I had been intrigued by this film since I first read Carol Morley's 2011 Guardian article about making it. In 2006, housing officials making a repossession order broke into a London flat to make a grim discovery: the skeleton of its tenant, propped on the sofa, surrounded by Christmas presents with the television still on. Joyce Vincent had died in 2003, and nobody had noticed. Morley set out to tell her story, advertising in hopes of finding friends and relatives who might help her to understand what had happened. This film is the result.
The story is a simple enough one. Joyce had had a normal enough background, parents from Grenada, born in 1965 in London always lived there, had an unremarkable professional admin career but dabbled in the music business (one boyfriend, Alistair Abrahams, is a moderately successful music promoter who introduced her to Gil Scott-Heron and, I'm not making this up, Nelson Mandela; she once had dinner with Stevie Wonder).

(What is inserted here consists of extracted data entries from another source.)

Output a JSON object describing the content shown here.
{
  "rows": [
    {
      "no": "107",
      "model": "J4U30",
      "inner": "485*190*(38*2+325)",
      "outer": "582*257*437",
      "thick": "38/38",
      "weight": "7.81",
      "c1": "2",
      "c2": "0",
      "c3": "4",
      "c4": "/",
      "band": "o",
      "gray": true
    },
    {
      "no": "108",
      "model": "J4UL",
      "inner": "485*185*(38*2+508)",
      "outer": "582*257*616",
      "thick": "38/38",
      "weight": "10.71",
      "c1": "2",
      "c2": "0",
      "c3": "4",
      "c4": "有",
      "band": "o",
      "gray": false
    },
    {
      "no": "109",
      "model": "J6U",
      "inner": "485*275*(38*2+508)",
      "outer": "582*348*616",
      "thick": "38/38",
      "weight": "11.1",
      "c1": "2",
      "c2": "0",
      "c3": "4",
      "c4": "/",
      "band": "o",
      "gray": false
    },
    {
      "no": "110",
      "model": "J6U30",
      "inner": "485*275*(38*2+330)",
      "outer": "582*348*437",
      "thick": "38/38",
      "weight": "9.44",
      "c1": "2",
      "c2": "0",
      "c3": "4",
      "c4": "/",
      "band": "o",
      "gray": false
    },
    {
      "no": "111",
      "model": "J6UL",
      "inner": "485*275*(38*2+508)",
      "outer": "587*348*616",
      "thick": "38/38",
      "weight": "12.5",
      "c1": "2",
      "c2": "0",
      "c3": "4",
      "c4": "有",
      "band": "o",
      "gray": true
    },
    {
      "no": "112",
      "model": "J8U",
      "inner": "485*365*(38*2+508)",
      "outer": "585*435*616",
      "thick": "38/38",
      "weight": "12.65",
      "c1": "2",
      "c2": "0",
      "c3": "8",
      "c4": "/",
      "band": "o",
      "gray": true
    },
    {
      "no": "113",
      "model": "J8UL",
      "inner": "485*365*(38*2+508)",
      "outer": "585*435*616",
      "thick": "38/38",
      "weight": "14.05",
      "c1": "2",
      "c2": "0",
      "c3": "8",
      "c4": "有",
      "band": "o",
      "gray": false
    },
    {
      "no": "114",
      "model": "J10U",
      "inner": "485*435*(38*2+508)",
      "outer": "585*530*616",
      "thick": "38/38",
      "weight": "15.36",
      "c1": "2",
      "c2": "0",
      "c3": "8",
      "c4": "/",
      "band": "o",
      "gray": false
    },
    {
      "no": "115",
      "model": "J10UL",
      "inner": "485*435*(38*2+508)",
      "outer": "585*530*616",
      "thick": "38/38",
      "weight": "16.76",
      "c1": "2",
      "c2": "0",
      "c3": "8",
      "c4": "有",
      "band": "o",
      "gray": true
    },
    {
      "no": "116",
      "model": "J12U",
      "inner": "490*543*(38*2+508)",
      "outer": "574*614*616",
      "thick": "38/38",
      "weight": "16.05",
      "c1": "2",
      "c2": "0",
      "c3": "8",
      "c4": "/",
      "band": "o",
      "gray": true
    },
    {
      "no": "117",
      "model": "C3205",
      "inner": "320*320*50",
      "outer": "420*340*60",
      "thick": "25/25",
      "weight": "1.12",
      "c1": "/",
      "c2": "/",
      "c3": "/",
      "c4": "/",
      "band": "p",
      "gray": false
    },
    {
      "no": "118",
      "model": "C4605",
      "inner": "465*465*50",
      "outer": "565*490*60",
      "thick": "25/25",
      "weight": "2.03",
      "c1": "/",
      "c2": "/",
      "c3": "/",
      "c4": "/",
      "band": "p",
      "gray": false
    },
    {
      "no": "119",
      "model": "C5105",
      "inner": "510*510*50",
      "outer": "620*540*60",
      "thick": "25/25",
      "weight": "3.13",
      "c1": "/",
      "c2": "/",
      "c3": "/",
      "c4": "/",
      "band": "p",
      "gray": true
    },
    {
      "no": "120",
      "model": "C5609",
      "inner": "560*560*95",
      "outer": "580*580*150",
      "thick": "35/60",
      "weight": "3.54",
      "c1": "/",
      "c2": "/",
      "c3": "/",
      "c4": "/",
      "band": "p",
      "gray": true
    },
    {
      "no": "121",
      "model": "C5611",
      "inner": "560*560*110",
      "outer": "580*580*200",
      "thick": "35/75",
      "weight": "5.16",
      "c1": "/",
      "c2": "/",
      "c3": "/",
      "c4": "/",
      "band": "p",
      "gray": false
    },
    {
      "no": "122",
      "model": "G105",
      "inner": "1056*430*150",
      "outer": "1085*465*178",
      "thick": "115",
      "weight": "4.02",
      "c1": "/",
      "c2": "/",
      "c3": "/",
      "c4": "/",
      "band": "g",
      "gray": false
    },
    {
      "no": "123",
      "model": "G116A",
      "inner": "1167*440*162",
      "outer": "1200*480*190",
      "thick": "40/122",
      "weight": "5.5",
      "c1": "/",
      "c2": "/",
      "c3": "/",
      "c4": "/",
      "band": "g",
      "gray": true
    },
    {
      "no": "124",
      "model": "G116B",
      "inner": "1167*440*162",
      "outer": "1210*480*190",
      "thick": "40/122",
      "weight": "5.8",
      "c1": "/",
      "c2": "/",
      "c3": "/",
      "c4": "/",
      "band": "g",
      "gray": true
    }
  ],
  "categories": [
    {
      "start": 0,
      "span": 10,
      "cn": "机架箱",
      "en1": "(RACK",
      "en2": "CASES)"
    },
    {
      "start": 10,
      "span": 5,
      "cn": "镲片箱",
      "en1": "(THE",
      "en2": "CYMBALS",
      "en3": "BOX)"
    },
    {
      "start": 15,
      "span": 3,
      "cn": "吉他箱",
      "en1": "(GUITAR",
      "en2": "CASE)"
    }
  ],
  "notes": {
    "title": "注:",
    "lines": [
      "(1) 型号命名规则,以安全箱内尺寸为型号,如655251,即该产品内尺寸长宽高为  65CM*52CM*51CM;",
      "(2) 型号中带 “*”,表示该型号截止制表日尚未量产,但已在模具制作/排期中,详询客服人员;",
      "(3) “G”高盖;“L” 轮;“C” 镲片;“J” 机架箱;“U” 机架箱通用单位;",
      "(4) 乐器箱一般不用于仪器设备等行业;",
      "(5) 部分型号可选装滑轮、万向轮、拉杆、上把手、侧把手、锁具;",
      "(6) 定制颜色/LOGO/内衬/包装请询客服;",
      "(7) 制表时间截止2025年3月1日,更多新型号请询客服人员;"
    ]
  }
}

And in 2001 it all came to a halt; she dropped out of her City job, spent some time (how much? not clear) at a refuge for domestic abuse victims, checked into hospital a few weeks before her death giving her bank manager as her next of kin (her bank manager), and then was not seen alive again.
The film cuts between interviews with people who knew Joyce, and were shocked to realise that she had dropped out of their lives so rapidly, and scenes from her life re-enacted by Zawe Ashton (as an adult) and Alix Luka-Cain (as a child). Both are very good in their roles. (Zawe Ashton also played Journey Blue in the 2014 Doctor Who episode Into the Dalek. This seems to be Alix Luka-Cain's only screen role known to IMDB.)

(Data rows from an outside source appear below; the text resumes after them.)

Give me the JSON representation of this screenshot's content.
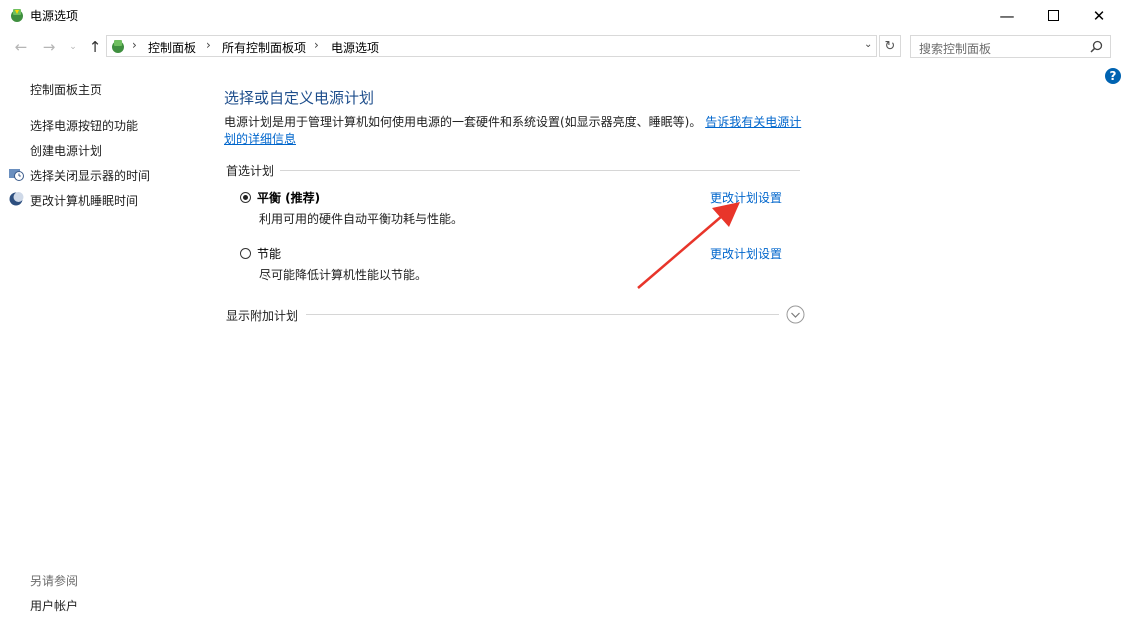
{
  "window": {
    "title": "电源选项",
    "controls": [
      "minimize",
      "maximize",
      "close"
    ]
  },
  "address": {
    "breadcrumbs": [
      "控制面板",
      "所有控制面板项",
      "电源选项"
    ],
    "search_placeholder": "搜索控制面板"
  },
  "sidebar": {
    "home": "控制面板主页",
    "links": [
      "选择电源按钮的功能",
      "创建电源计划",
      "选择关闭显示器的时间",
      "更改计算机睡眠时间"
    ],
    "see_also_title": "另请参阅",
    "see_also_links": [
      "用户帐户"
    ]
  },
  "main": {
    "title": "选择或自定义电源计划",
    "description": "电源计划是用于管理计算机如何使用电源的一套硬件和系统设置(如显示器亮度、睡眠等)。",
    "description_link": "告诉我有关电源计划的详细信息",
    "preferred_group_label": "首选计划",
    "plans": [
      {
        "name": "平衡 (推荐)",
        "desc": "利用可用的硬件自动平衡功耗与性能。",
        "selected": true,
        "link": "更改计划设置"
      },
      {
        "name": "节能",
        "desc": "尽可能降低计算机性能以节能。",
        "selected": false,
        "link": "更改计划设置"
      }
    ],
    "additional_plans_label": "显示附加计划"
  },
  "colors": {
    "link": "#0066cc",
    "title": "#1e4e8c",
    "annotation_arrow": "#e8352a"
  }
}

The star of the film is Martin Lister, Joyce's ex-boyfriend who stayed friends with her long after their relationship ended, and who obviously struggles with the fact that when she dropped out of his life completely in 2003, it wasn't because she had decided to move on but because she was dead. Lynne Featherstone, who was the local MP, provides a sort of official narrative to the extent that that is possible. Joyce's family declined to participate. (One has to wonder: who were the wrapped but unsent Christmas presents for? And what about the bank manager?)
There are flaws in the piece. We linger perhaps a bit too much with Zawe Ashton as Joyce singing. The reconstruction of her family life is of course speculative. We linger a bit too eagerly on the repossession of the flat and Joyce's last moments intercut with the forensic examination of her belongings (all of course also reconstructed). There's a bit too much of the "she was there for three years!" when in fact it seems to have been just over two, fom December 2003 to January 2006. But the central theme is immensely powerful: loneliness and death, two things which we all fear. Joyce seems to have chosen to live alone; there are conflicting versions of why she left her last professional job; there's a general agreement that in her final years she moved around so much that even those who thought they were her closest friends lost touch, though they welcomed her when she did make contact.

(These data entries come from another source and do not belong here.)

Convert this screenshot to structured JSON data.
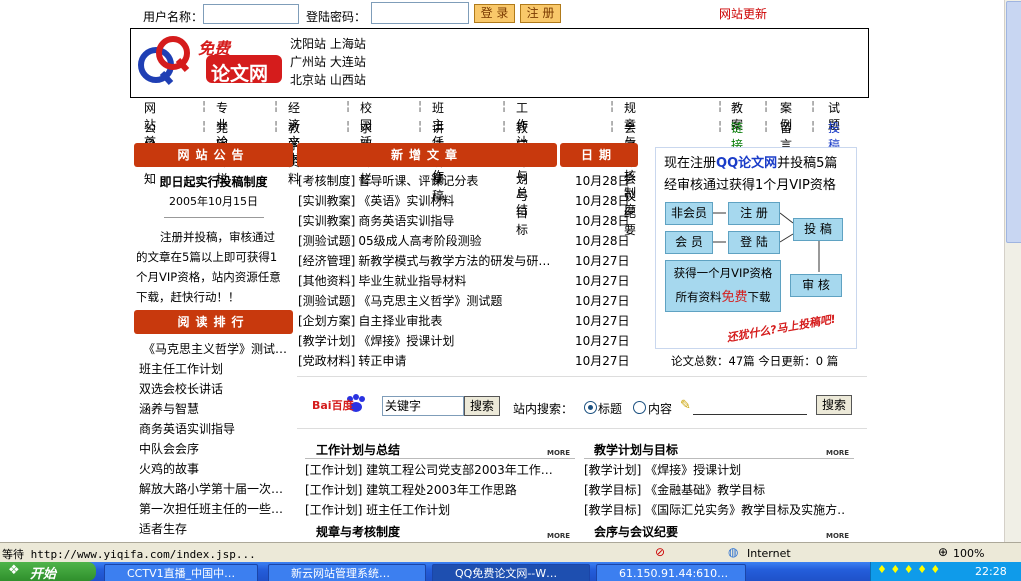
{
  "login": {
    "username_label": "用户名称：",
    "password_label": "登陆密码：",
    "login_button": "登 录",
    "register_button": "注 册",
    "site_update": "网站更新"
  },
  "header": {
    "logo_top": "免费",
    "logo_main": "论文网",
    "branches": [
      "沈阳站 上海站",
      "广州站 大连站",
      "北京站 山西站"
    ]
  },
  "nav": {
    "row1": [
      "网站首页",
      "专业论文",
      "经济文书",
      "校园活动",
      "班主任工作",
      "工作计划与总结",
      "规章与考核制度",
      "教案",
      "案例",
      "试题"
    ],
    "row2": [
      "公函通知",
      "党团专栏",
      "教学资料",
      "求职专栏",
      "讲话讲稿稿",
      "教学计划与目标",
      "会序与会议纪要",
      "链接",
      "留言",
      "投稿"
    ]
  },
  "announcement": {
    "header": "网站公告",
    "title": "即日起实行投稿制度",
    "date": "2005年10月15日",
    "body_lines": [
      "注册并投稿，审核通过",
      "的文章在5篇以上即可获得1",
      "个月VIP资格，站内资源任意",
      "下载，赶快行动！！"
    ]
  },
  "ranking": {
    "header": "阅读排行",
    "items": [
      "《马克思主义哲学》测试…",
      "班主任工作计划",
      "双选会校长讲话",
      "涵养与智慧",
      "商务英语实训指导",
      "中队会会序",
      "火鸡的故事",
      "解放大路小学第十届一次…",
      "第一次担任班主任的一些…",
      "适者生存"
    ]
  },
  "new_articles": {
    "header": "新增文章",
    "date_header": "日期",
    "items": [
      {
        "cat": "[考核制度]",
        "title": "督导听课、评课记分表",
        "date": "10月28日"
      },
      {
        "cat": "[实训教案]",
        "title": "《英语》实训材料",
        "date": "10月28日"
      },
      {
        "cat": "[实训教案]",
        "title": "商务英语实训指导",
        "date": "10月28日"
      },
      {
        "cat": "[测验试题]",
        "title": "05级成人高考阶段测验",
        "date": "10月28日"
      },
      {
        "cat": "[经济管理]",
        "title": "新教学模式与教学方法的研发与研…",
        "date": "10月27日"
      },
      {
        "cat": "[其他资料]",
        "title": "毕业生就业指导材料",
        "date": "10月27日"
      },
      {
        "cat": "[测验试题]",
        "title": "《马克思主义哲学》测试题",
        "date": "10月27日"
      },
      {
        "cat": "[企划方案]",
        "title": "自主择业审批表",
        "date": "10月27日"
      },
      {
        "cat": "[教学计划]",
        "title": "《焊接》授课计划",
        "date": "10月27日"
      },
      {
        "cat": "[党政材料]",
        "title": "转正申请",
        "date": "10月27日"
      }
    ]
  },
  "promo": {
    "line1_pre": "现在注册",
    "line1_brand": "QQ论文网",
    "line1_post": "并投稿5篇",
    "line2": "经审核通过获得1个月VIP资格",
    "non_member": "非会员",
    "register": "注 册",
    "member": "会 员",
    "login": "登 陆",
    "submit": "投 稿",
    "vip_line1": "获得一个月VIP资格",
    "vip_line2_pre": "所有资料",
    "vip_free": "免费",
    "vip_line2_post": "下载",
    "review": "审 核",
    "slogan": "还犹什么?马上投稿吧!",
    "stats": "论文总数：47篇 今日更新：0 篇"
  },
  "search": {
    "baidu_logo": "Bai百度",
    "keyword_value": "关键字",
    "search_button": "搜索",
    "site_search_label": "站内搜索：",
    "opt_title": "标题",
    "opt_content": "内容",
    "site_search_button": "搜索"
  },
  "sections": {
    "work_plan": {
      "title": "工作计划与总结",
      "more": "MORE",
      "items": [
        "[工作计划] 建筑工程公司党支部2003年工作…",
        "[工作计划] 建筑工程处2003年工作思路",
        "[工作计划] 班主任工作计划"
      ]
    },
    "teach_plan": {
      "title": "教学计划与目标",
      "more": "MORE",
      "items": [
        "[教学计划] 《焊接》授课计划",
        "[教学目标] 《金融基础》教学目标",
        "[教学目标] 《国际汇兑实务》教学目标及实施方…"
      ]
    },
    "rules": {
      "title": "规章与考核制度",
      "more": "MORE"
    },
    "meeting": {
      "title": "会序与会议纪要",
      "more": "MORE"
    }
  },
  "statusbar": {
    "text": "等待 http://www.yiqifa.com/index.jsp...",
    "zone": "Internet",
    "zoom": "100%"
  },
  "taskbar": {
    "start": "开始",
    "tasks": [
      "CCTV1直播_中国中…",
      "新云网站管理系统…",
      "QQ免费论文网--W…",
      "61.150.91.44:610…"
    ],
    "clock": "22:28"
  },
  "colors": {
    "header_red": "#c8390d",
    "link_blue": "#1a3cc8",
    "green_link": "#007a00"
  }
}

The final shot of the film is tremendously moving – after 90 minutes of Ashton and Luka-Cain playing Joyce, Carol Morley found her in four seconds of footage from the Nelson Mandela concert in 1990, when she would have been 25 or so. We catch her in the crowd and then we have a brief glimpse of her face; all that's left of a vibrant person who touched a lot of people's lives and then fell out of them. Do watch it. Though you will cry.
This is the sort of forensic, artistic pedantry that sets us apart from the animals. Well done, that man!